Effect of lipopolysaccharide on the adherence of human umbilical vein endothelial cells (HUVEC) on a natural substrate


Polymers are often contaminated with lipopolysaccharides also known as endotoxins. Even small amounts of endotoxins can have strong effects on endothelial cell function so that the endothelialisation of cardiovascular implants might be hampered. An open question is how endothelial cells seeded on a body foreign substrate respond to shear load after adding Lipid A (LPA), the domain, which is responsible for much of the toxicity of gram-negative bacteria, and whether morphological changes of endothelial cells occur.

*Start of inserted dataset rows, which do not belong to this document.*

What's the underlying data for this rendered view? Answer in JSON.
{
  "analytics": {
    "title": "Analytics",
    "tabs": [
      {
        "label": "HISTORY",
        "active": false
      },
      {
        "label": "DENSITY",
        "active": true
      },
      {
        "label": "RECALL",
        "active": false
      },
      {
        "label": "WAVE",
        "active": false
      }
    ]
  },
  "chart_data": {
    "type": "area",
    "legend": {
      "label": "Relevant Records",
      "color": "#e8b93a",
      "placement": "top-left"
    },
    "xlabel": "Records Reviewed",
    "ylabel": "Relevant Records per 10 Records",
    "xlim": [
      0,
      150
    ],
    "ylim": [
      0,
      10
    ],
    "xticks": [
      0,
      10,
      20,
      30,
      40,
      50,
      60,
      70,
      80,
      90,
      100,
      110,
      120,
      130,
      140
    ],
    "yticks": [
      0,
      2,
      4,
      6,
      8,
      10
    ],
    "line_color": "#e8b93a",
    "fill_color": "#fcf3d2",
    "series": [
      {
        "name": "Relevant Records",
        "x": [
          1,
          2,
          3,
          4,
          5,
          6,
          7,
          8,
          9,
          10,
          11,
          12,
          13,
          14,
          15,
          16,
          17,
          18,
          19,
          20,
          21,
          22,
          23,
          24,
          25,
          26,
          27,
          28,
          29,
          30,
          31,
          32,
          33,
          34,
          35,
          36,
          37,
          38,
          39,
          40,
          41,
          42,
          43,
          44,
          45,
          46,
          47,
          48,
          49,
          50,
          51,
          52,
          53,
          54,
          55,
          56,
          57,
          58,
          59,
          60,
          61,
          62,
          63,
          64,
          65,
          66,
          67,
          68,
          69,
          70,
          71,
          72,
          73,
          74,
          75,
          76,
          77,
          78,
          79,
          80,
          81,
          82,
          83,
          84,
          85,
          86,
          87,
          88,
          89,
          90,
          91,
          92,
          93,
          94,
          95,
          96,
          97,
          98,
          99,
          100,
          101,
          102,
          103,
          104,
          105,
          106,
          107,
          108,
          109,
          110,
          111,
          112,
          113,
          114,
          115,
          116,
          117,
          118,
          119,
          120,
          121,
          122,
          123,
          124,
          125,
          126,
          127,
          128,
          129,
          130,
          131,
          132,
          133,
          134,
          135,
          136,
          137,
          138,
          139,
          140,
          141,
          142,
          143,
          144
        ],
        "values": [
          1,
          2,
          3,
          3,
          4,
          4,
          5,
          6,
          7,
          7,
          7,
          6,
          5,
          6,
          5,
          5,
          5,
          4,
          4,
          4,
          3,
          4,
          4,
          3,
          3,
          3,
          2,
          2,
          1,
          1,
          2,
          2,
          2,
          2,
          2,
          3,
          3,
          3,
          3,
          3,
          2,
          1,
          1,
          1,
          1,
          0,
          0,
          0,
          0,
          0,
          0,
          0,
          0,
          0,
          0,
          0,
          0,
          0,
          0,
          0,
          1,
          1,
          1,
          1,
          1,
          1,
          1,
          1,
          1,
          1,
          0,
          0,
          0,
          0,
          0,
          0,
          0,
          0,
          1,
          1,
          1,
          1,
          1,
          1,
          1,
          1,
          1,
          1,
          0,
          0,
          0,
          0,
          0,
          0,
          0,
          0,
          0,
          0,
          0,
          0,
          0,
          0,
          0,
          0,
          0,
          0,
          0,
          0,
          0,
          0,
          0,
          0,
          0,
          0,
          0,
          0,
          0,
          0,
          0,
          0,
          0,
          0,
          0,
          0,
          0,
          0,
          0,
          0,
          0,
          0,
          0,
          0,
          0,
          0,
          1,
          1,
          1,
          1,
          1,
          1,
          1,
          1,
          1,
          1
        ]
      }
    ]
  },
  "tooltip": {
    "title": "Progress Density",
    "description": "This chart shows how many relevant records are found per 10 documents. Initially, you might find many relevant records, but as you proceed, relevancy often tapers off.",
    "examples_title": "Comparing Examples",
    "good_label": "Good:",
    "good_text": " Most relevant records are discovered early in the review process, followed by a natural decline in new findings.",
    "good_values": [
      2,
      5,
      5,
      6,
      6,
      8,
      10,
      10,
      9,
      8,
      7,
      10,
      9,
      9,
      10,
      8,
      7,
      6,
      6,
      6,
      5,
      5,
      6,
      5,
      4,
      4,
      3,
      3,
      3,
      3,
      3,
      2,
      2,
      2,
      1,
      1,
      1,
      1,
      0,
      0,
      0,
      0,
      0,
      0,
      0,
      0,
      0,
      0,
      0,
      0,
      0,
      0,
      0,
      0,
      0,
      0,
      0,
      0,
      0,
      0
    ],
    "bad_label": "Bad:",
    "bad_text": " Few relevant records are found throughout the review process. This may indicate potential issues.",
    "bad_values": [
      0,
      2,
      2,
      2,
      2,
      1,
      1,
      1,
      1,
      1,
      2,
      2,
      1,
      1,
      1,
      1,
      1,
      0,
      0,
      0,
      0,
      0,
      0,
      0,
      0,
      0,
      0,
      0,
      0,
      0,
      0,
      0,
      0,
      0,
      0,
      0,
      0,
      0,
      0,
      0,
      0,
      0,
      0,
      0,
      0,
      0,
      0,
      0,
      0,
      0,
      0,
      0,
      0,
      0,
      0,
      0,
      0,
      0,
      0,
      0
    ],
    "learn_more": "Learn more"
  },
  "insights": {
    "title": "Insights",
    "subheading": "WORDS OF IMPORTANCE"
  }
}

LPA supplementation to the culture medium in increasing concentrations (5, 25 and 50μg/ml) resulted in progressive reductions of the density of adherent HUVEC after shear load (p < 0.001). 48% of the HUVEC in control cultures (0μg/ml LPA) were still adherent after 2 hours of shearing at 6 dyne/cm2, while 80 minutes after addition of 50μg/ml LPA, 88% of the HUVEC had already detached from the substrate and after 100 minutes no more HUVEC were attached. The results demonstrate that endotoxins are of extreme importance for the behavior of HUVEC and that in vivo pathologies can be increasingly simulated in vitro.